Video LLMs for Temporal Reasoning in Long Videos (2412.02930v1)

Abstract: This paper introduces TemporalVLM, a video LLM capable of effective temporal reasoning and fine-grained understanding in long videos. At the core, our approach includes a visual encoder for mapping a long-term input video into features which are time-aware and contain both local and global cues. In particular, it first divides the input video into short-term clips, which are jointly encoded with their timestamps into time-sensitive local features. Next, the local features are passed through a bidirectional long short-term memory module for global feature aggregation. The extracted time-aware and multi-level features are important for accurate temporal reasoning and fine-grained understanding in long videos. Moreover, to facilitate the evaluation of TemporalVLM, we present a large-scale long video dataset of industry assembly processes, namely IndustryASM, which consists of videos recorded on factory floors with actions and timestamps annotated by industrial engineers for time and motion studies and temporal action segmentation evaluation. Finally, extensive experiments on datasets of long videos, including TimeIT and IndustryASM, show that TemporalVLM achieves superior performance than previous methods across temporal reasoning and fine-grained understanding tasks, namely dense video captioning, temporal video grounding, video highlight detection, and temporal action segmentation.

TemporalVLM: Advancements in Temporal Reasoning for Long Video Comprehension

The paper "Video LLMs for Temporal Reasoning in Long Videos" introduces TemporalVLM, an innovative approach for tackling the intricacies of temporal reasoning in extensive video content. Traditional video models have struggled with understanding long videos due to their inability to efficiently capture temporal nuances and fine-grained details. This paper addresses these challenges head-on, offering an enhanced framework that incorporates LLMs in conjunction with video processing techniques.

Methodology and Innovation

TemporalVLM diverges from earlier methodologies by integrating a time-aware clip encoder and a bidirectional long short-term memory (BiLSTM) module. These components aim to address the limitations of prior approaches that typically treated long videos as singular, undivided entities. The time-aware clip encoder intelligently segments a long video into multiple, short-term clips, enriching each segment with time-sensitive local features. By associating visual data with precise timestamps, the encoder ensures that temporal context is preserved and emphasized throughout the analysis.

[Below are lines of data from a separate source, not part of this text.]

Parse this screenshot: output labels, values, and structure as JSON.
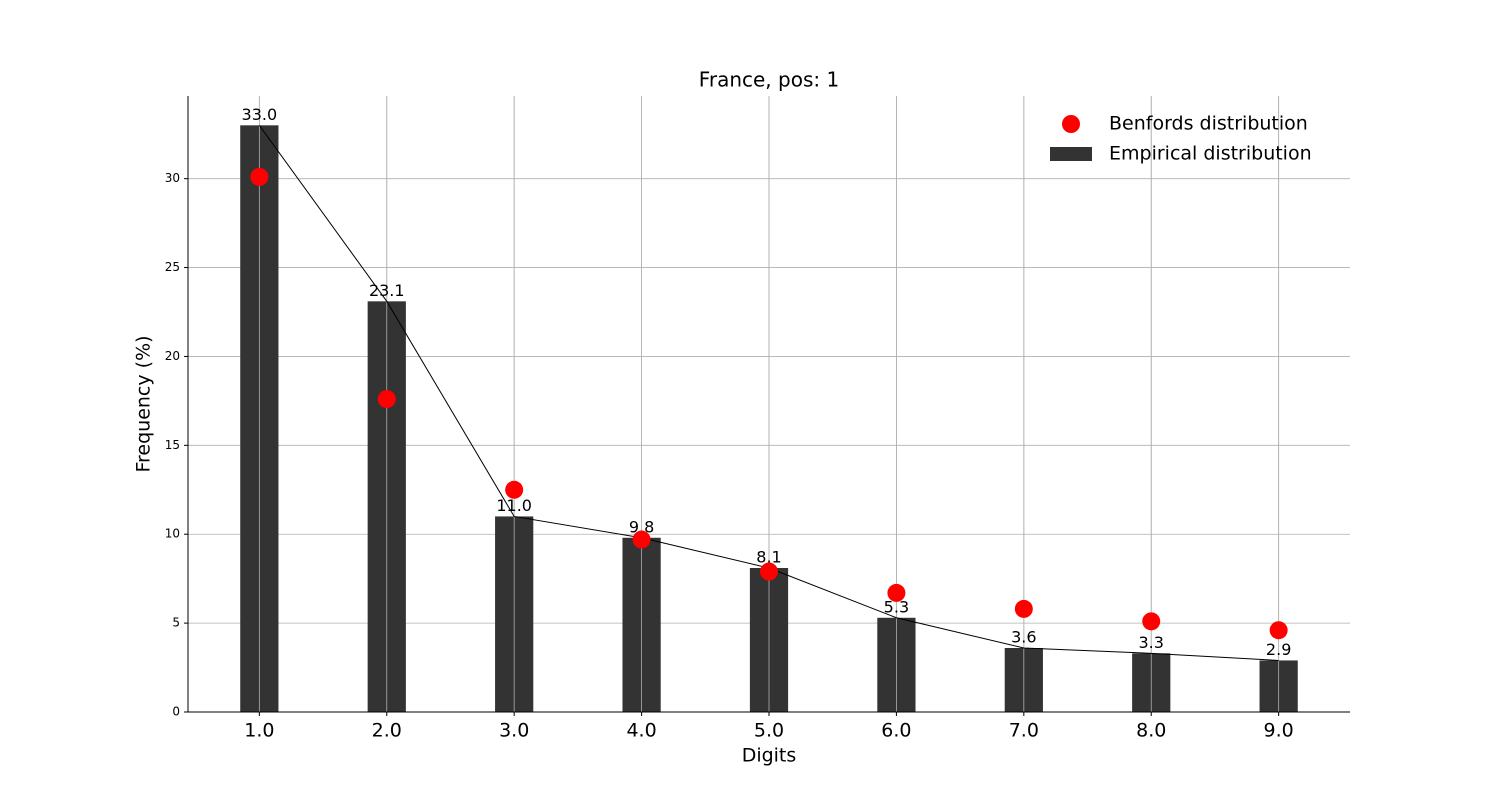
{
  "chart_data": {
    "type": "bar",
    "title": "France, pos: 1",
    "x_label": "Digits",
    "y_label": "Frequency (%)",
    "x": [
      1,
      2,
      3,
      4,
      5,
      6,
      7,
      8,
      9
    ],
    "series": [
      {
        "name": "Benfords distribution",
        "type": "scatter",
        "color": "#ff0000",
        "values": [
          30.1,
          17.6,
          12.5,
          9.7,
          7.9,
          6.7,
          5.8,
          5.1,
          4.6
        ]
      },
      {
        "name": "Empirical distribution",
        "type": "bar",
        "color": "#333333",
        "line_color": "#000000",
        "values": [
          33.0,
          23.1,
          11.0,
          9.8,
          8.1,
          5.3,
          3.6,
          3.3,
          2.9
        ],
        "value_labels": [
          "33.0",
          "23.1",
          "11.0",
          "9.8",
          "8.1",
          "5.3",
          "3.6",
          "3.3",
          "2.9"
        ]
      }
    ],
    "xlim": [
      0.44,
      9.56
    ],
    "ylim": [
      0,
      34.65
    ],
    "xticks": [
      {
        "value": 1,
        "label": "1.0"
      },
      {
        "value": 2,
        "label": "2.0"
      },
      {
        "value": 3,
        "label": "3.0"
      },
      {
        "value": 4,
        "label": "4.0"
      },
      {
        "value": 5,
        "label": "5.0"
      },
      {
        "value": 6,
        "label": "6.0"
      },
      {
        "value": 7,
        "label": "7.0"
      },
      {
        "value": 8,
        "label": "8.0"
      },
      {
        "value": 9,
        "label": "9.0"
      }
    ],
    "yticks": [
      0,
      5,
      10,
      15,
      20,
      25,
      30
    ],
    "grid": true,
    "legend": "upper right"
  }
}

The BiLSTM module processes these time-aware features to compute global representations, capturing both immediate fine-grained details and expansive, long-range temporal dependencies. By processing information bidirectionally, BiLSTM is particularly well-suited for tasks demanding nuanced understanding of event sequences and temporal contexts.

Evaluation and Dataset

To rigorously assess TemporalVLM's efficacy, the paper introduces IndustryASM, a robust dataset curated for evaluating temporal reasoning in industrial assembly processes. With over 4,800 videos averaging 119 seconds in duration, the dataset is meticulously annotated with action labels and timestamps, providing a critical testing ground for models aimed at industrial applications.

TemporalVLM's performance is evaluated across a spectrum of tasks: dense video captioning, temporal video grounding, video highlight detection, and temporal action segmentation. On benchmark datasets like TimeIT and the newly introduced IndustryASM, TemporalVLM consistently outperforms current state-of-the-art methods, demonstrating superior aptitude in both zero-shot and supervised scenarios.

Results and Implications

The numerical results validate the hypothesis that integrating a time-aware clip encoder with a BiLSTM module enables significant improvements in handling long videos. For instance, TemporalVLM surpasses competitors in metrics such as CIDEr for video captioning and recall metrics for temporal video grounding. This advancement underscores the model's capacity to deliver enhanced performance in extracting temporal semantics, a crucial capability for both practical applications in industrial settings and theoretical explorations in video understanding.

The implications of this work are profound, especially in sectors where precise temporal analysis of video content is necessary, such as surveillance, automated assembly, and other time-intensive processes. By potentially reducing the computational overhead and improving the fidelity of temporal representations, TemporalVLM can lead to more robust AI systems capable of interacting with environments in temporally informed manners.

Future Directions

While the paper establishes a compelling case for TemporalVLM, it also hints at future explorations. Enhancing model scalability to handle even longer videos or integrating additional modalities, such as audio, could provide even richer context and improve overall temporal reasoning. Further, exploring the application of TemporalVLM in real-time scenarios might offer new insights into its operational efficacy across diverse domains.

In conclusion, "Video LLMs for Temporal Reasoning in Long Videos" presents a sophisticated approach to understanding long video content, marking a significant step forward in the development of multimedia comprehension frameworks. As the demands for intelligent systems that can interpret nuanced temporal data grow, innovations like TemporalVLM will be central to bridging existing gaps in AI video comprehension.